Seguro que lo habrás podido ver en innumerables películas, como pueda ser el Sr. Miyagi en «Karate Kid» (1984), hasta Yoda en la saga «Star Wars» (1977-2018), Xian Chow en «Kickboxer» (1989) o el maestro Muten Roshi de la serie de animación «Dragon Ball» (1984-1995). Sin duda la industria cinematográfica de Hong Kong ayudó a la difusión de este mito, como ejemplariza «La serpiente a la sombra del águila» (1978) o «El mono borracho en el ojo del tigre» (1978), donde a un joven Jackie Chan le toca soportar las esperadas perrerías de su maestro. Pero fue realmente gracias al icónico Bruce Lee y la difusión que hizo de las artes marciales chinas en la década de los 70 que este mito sobrevino global.
Nos hallamos ante un mito asociado a la enseñanza tradicional del kung fu, donde el respeto hacia el maestro (Shifu) es una de sus bases fundamentales. Lo cual implica que por disparatadas que suenen las metodologías de entrenamiento de un determinado maestro, estas deben acatarse sin rechistar. Porque tradicionalmente en la cultura china no se cuestiona nunca al maestro. No se pregunta, se obedece, pues se da por supuesto que aquel que ha llegado a la categoría de maestro, lo suyo le habrá costado: habrá tenido que vencer a quienes lo desafiaran de joven, con duelos interminables a cámara lenta bajo la lluvia, e indudablemente tendrá en su haber alguna proeza que otra de carácter casi sobrenatural (Nota: cosa muy distinta es en occidente, donde maestro puede hasta pretender ser alguien que ha visto un tutorial en youtube).

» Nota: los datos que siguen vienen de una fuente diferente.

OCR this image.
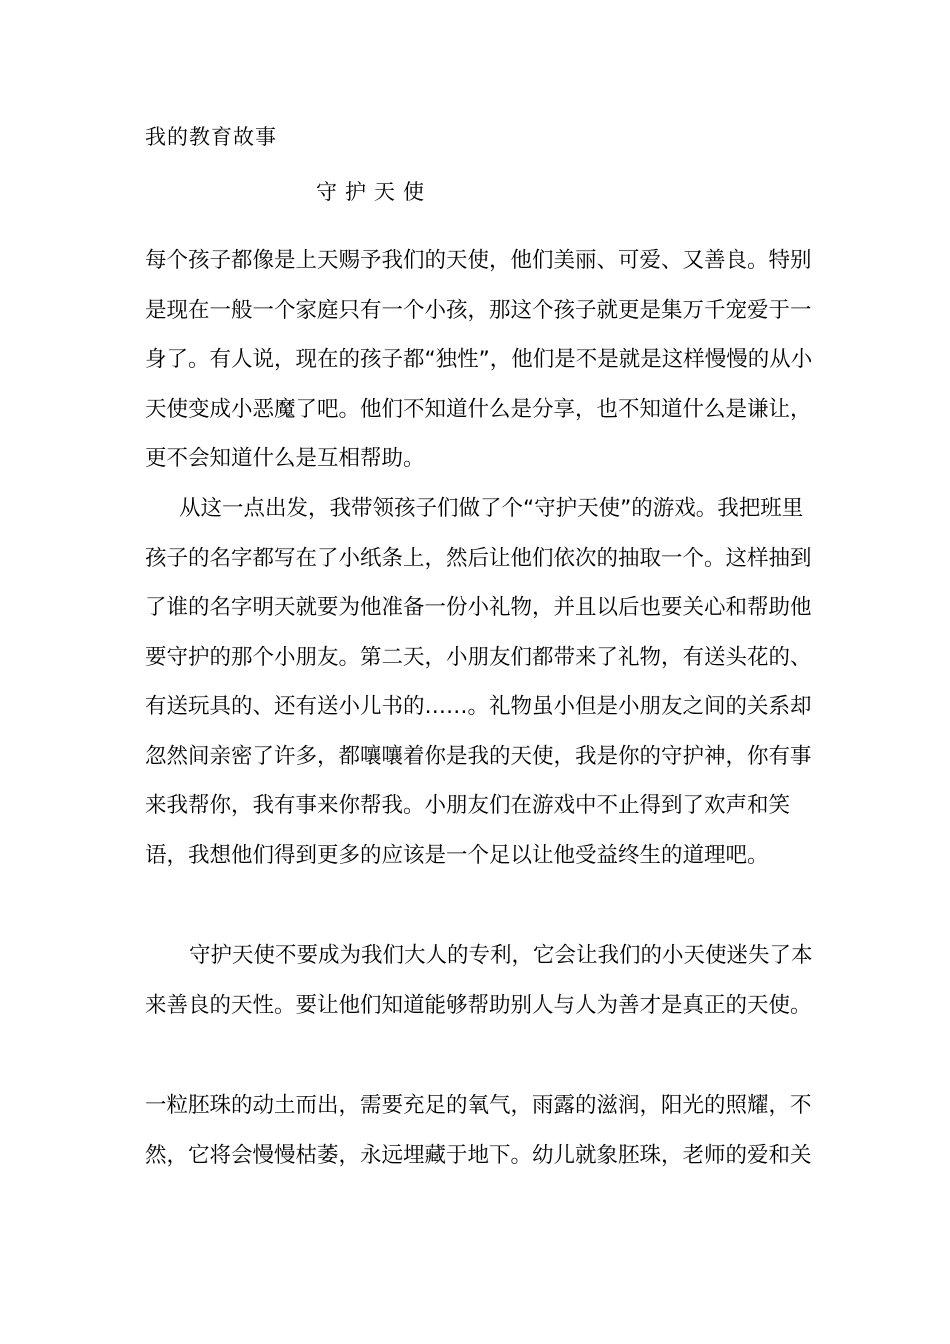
我的教育故事
守护天使

每个孩子都像是上天赐予我们的天使，他们美丽、可爱、又善良。特别是现在一般一个家庭只有一个小孩，那这个孩子就更是集万千宠爱于一身了。有人说，现在的孩子都“独性”，他们是不是就是这样慢慢的从小天使变成小恶魔了吧。他们不知道什么是分享，也不知道什么是谦让，更不会知道什么是互相帮助。

从这一点出发，我带领孩子们做了个“守护天使”的游戏。我把班里孩子的名字都写在了小纸条上，然后让他们依次的抽取一个。这样抽到了谁的名字明天就要为他准备一份小礼物，并且以后也要关心和帮助他要守护的那个小朋友。第二天，小朋友们都带来了礼物，有送头花的、有送玩具的、还有送小儿书的……。礼物虽小但是小朋友之间的关系却忽然间亲密了许多，都嚷嚷着你是我的天使，我是你的守护神，你有事来我帮你，我有事来你帮我。小朋友们在游戏中不止得到了欢声和笑语，我想他们得到更多的应该是一个足以让他受益终生的道理吧。

守护天使不要成为我们大人的专利，它会让我们的小天使迷失了本来善良的天性。要让他们知道能够帮助别人与人为善才是真正的天使。

一粒胚珠的动土而出，需要充足的氧气，雨露的滋润，阳光的照耀，不然，它将会慢慢枯萎，永远埋藏于地下。幼儿就象胚珠，老师的爱和关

Y es que a veces el simple hecho de preguntar, tan común en nuestro sistema de aprendizaje, implica cuestionar, y puede entenderse como una ofensa dentro de un tatami. Incluso más cuando el maestro oriental suele ser muy celoso de sus conocimientos, dado que es la principal diferencia que lo distingue del alumno. Es una posición privilegiada que el maestro quiere mantener, y la única forma es dosificando y haciendo críptica la información. Sin embargo, curiosamente, un aprendizaje profundo requiere de esta dosificación, para que la información se asimile y asiente adecuadamente. Entonces, ¿hasta qué punto el celo del maestro es método y hasta qué punto es proteccionismo? Dicha cuestión a veces es difícil de esclarecer.

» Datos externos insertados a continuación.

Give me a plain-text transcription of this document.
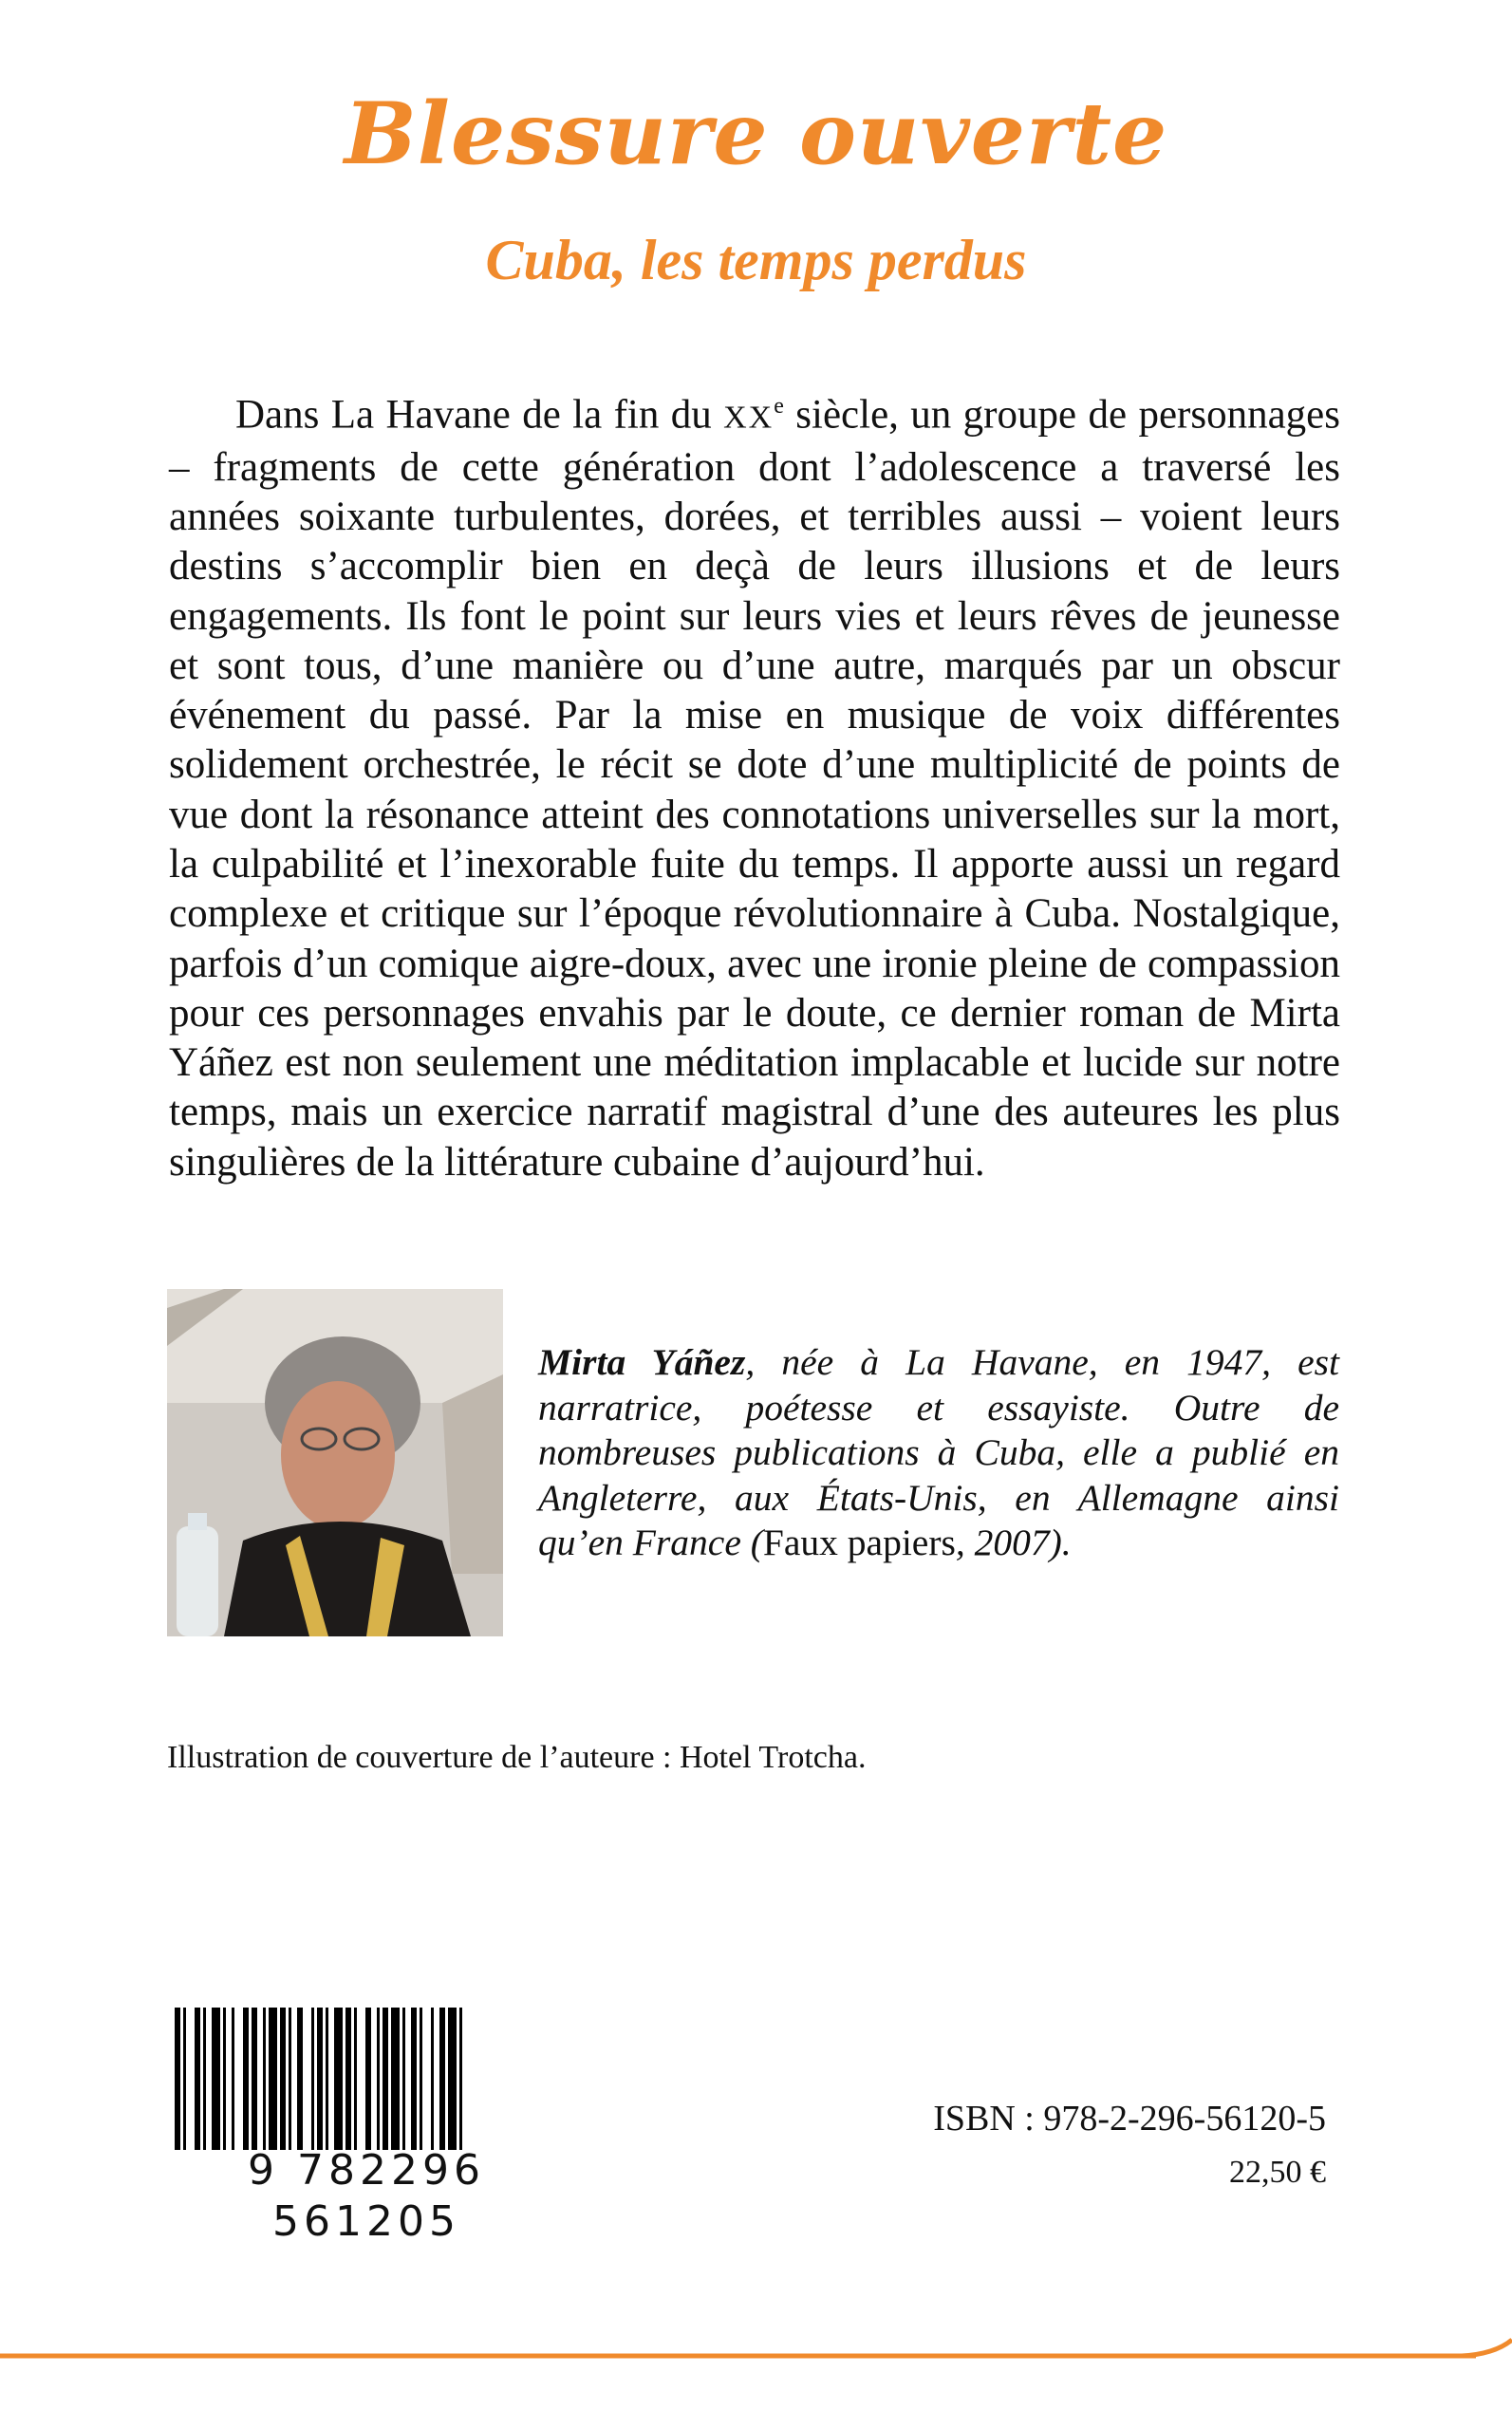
Blessure ouverte
Cuba, les temps perdus

Dans La Havane de la fin du XXe siècle, un groupe de personnages – fragments de cette génération dont l’adolescence a traversé les années soixante turbulentes, dorées, et terribles aussi – voient leurs destins s’accomplir bien en deçà de leurs illusions et de leurs engagements. Ils font le point sur leurs vies et leurs rêves de jeunesse et sont tous, d’une manière ou d’une autre, marqués par un obscur événement du passé. Par la mise en musique de voix différentes solidement orchestrée, le récit se dote d’une multiplicité de points de vue dont la résonance atteint des connotations universelles sur la mort, la culpabilité et l’inexorable fuite du temps. Il apporte aussi un regard complexe et critique sur l’époque révolutionnaire à Cuba. Nostalgique, parfois d’un comique aigre-doux, avec une ironie pleine de compassion pour ces personnages envahis par le doute, ce dernier roman de Mirta Yáñez est non seulement une méditation implacable et lucide sur notre temps, mais un exercice narratif magistral d’une des auteures les plus singulières de la littérature cubaine d’aujourd’hui.

Mirta Yáñez, née à La Havane, en 1947, est narratrice, poétesse et essayiste. Outre de nombreuses publications à Cuba, elle a publié en Angleterre, aux États-Unis, en Allemagne ainsi qu’en France (Faux papiers, 2007).

Illustration de couverture de l’auteure : Hotel Trotcha.

9 782296 561205

ISBN : 978-2-296-56120-5

22,50 €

Igualmente el kung fu siempre ha tenido algo de bizarro y circense. No es de extrañar, entonces, que se nutra de leyendas y mitos, y guste de entrenar con jarras, bolas de garbanzos, y bambúes, a ser posible, a falta de mancuernas. ¿Pero qué es ser maestro? ¿Cuándo uno puede considerarse tal? A final de cuentas, maestro es el que enseña, con mejor o peor fortuna, indistintamente de sus métodos o finalidades.

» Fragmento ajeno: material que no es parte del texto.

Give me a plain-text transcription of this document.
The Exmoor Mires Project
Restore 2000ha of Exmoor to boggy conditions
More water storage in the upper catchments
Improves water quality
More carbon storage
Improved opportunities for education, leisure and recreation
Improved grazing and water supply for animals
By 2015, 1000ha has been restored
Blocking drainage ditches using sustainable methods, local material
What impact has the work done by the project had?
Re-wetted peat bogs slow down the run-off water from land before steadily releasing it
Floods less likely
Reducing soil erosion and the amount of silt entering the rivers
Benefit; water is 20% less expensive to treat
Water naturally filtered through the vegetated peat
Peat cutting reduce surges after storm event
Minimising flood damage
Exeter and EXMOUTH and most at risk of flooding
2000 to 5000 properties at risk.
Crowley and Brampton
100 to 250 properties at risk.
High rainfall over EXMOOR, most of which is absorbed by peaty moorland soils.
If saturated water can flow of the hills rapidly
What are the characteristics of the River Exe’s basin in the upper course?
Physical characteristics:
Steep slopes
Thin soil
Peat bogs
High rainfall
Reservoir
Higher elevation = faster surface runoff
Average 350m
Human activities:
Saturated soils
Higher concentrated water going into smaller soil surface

Para aprender a dibujar, primero hay que aprender a observar —me dijo un maestro antaño—. Ahora fantaseo en que si yo fuera profesor de dibujo, puede que fastidiara a mis alumnos con técnicas de memorización visual antes de que blandieran cualquier lápiz. Mandándoles a mirar una palmera durante horas bajo el sol, por ejemplo, para que después la recordaran con los ojos cerrados.
Mientras, yo me tomaría un té y me acariciaría la barba.